Attaque en Crimée: 18 victimes, ainsi que le tireur présumé ont été tués par balle

DRAME La plupart des victimes sont des adolescents, selon les autorités...

M.A. avec AFP

— 

Les services de secours devant le lycée technique où la fusillade a eu lieu en Crimée.
Les services de secours devant le lycée technique où la fusillade a eu lieu en Crimée. — Kerch Info/AP/SIPA

Les dix-neuf personnes décédées dans l’attaque dans un lycée technique de Kertch, en Crimée, ce mercredi, ont été tuées par balle, a annoncé le Comité d’enquête russe. Une explosion, due à « un engin explosif non identifié », a également eu lieu dans l’établissement scolaire, a annoncé le comité national antiterroriste.

Le bilan provisoire est de 19 morts et une cinquantaine de. Il a été fourni au cours d’une conférence de presse donnée dans cette ville par Sergueï Aksionov, le Premier ministre de cette péninsule ukrainienne annexée par la Russie en 2014, selon lequel 12 des 53 blessés sont dans un état extrêmement grave.

Le Comité d’enquête, organisme chargé des grandes affaires criminelles en Russie, a révélé que le tireur s’appelait Vladislav Rosliakov et était âgé de 18 ans.

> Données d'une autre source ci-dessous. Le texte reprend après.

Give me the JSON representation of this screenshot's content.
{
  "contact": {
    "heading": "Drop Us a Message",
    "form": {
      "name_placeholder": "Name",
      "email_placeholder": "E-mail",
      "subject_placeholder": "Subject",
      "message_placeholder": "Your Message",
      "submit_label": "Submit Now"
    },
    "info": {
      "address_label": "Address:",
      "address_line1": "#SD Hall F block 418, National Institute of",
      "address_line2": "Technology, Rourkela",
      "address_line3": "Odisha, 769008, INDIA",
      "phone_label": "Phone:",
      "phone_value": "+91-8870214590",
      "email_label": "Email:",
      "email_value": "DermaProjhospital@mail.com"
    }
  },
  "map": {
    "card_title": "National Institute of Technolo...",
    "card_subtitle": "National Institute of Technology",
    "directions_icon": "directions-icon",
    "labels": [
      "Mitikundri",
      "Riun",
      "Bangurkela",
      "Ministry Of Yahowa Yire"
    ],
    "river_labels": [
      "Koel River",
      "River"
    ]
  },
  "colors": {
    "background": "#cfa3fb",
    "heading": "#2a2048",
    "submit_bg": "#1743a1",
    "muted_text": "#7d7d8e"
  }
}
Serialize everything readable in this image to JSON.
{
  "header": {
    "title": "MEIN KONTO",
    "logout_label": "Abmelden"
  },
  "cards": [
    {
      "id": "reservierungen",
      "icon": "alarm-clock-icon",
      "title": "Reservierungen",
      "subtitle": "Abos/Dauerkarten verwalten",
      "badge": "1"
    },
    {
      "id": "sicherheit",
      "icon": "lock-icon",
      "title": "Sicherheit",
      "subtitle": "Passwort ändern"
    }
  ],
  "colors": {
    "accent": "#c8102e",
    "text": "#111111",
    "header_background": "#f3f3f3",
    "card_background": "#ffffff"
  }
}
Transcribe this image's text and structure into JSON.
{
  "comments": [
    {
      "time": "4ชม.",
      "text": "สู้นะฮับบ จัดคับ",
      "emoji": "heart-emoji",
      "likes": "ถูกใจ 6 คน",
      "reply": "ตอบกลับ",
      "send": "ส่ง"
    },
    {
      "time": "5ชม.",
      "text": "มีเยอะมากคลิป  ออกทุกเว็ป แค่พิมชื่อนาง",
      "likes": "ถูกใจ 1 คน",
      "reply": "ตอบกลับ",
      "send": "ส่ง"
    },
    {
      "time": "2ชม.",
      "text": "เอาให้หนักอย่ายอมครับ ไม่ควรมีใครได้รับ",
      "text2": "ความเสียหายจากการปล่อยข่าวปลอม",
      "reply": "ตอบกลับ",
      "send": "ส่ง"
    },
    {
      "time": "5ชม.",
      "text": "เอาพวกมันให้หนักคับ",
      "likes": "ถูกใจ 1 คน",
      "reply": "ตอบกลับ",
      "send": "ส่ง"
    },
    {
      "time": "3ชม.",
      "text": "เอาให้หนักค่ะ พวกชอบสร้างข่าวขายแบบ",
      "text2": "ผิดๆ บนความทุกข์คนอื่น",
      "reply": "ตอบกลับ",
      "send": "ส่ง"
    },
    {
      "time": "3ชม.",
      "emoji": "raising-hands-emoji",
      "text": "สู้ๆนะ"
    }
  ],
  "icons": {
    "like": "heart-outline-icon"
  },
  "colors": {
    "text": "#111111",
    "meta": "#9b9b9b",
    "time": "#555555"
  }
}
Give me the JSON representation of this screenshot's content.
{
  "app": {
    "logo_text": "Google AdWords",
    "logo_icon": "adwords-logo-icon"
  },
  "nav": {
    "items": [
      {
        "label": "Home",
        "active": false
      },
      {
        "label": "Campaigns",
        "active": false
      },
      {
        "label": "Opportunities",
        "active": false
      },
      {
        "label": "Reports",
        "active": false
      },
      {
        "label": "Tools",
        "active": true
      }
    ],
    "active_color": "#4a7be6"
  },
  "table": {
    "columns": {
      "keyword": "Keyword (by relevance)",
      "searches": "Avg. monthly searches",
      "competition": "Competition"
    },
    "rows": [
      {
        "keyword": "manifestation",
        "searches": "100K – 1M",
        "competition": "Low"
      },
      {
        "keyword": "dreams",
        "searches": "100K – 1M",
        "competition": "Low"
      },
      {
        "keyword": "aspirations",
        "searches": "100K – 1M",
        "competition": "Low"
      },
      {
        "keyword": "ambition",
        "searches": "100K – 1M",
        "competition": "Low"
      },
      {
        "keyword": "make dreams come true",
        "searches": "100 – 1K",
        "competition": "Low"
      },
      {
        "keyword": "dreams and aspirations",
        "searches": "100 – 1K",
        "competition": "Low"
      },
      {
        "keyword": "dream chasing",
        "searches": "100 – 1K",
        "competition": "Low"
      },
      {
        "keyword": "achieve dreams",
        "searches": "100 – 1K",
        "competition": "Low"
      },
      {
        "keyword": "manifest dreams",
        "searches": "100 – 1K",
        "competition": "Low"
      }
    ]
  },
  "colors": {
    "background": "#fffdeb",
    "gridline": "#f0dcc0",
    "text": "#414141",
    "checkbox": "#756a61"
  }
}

Les images de vidéosurveillance ont montré « un jeune homme armé d’un fusil arrivant dans l’établissement » et son corps avec « des blessures par balles » a été retrouvé sur place.

Enquête ouverte pour « meurtre »

Dans un premier temps, le Premier ministre de Crimée avait déclaré que l’auteur était un « élève de quatrième année de cet établissement » qui s’est « suicidé ». « Le corps a été découvert dans la bibliothèque », avait-il ajouté. Le mobile de cette tuerie est pour le moment inconnu. Selon Sergueï Aksionov, l’assaillant, qui recevait une bourse pour ses études, n’avait jamais fait preuve d’agressivité dans son collège.

L’attaque a été requalifiée en « meurtre » alors qu’une enquête avait d’abord été ouverte pour « acte terroriste », a précisé le Comité d’enquête. « Ce n’est pas un acte terroriste (…), c’était une tuerie de masse causée par un seul individu », a affirmé par la suite Sergueï Aksionov sur Rossiya 24.

Le porte-parole du Kremlin, Dmitri Peskov, a déclaré aux journalistes que le président russe Vladimir Poutine avait présenté ses condoléances aux proches des victimes.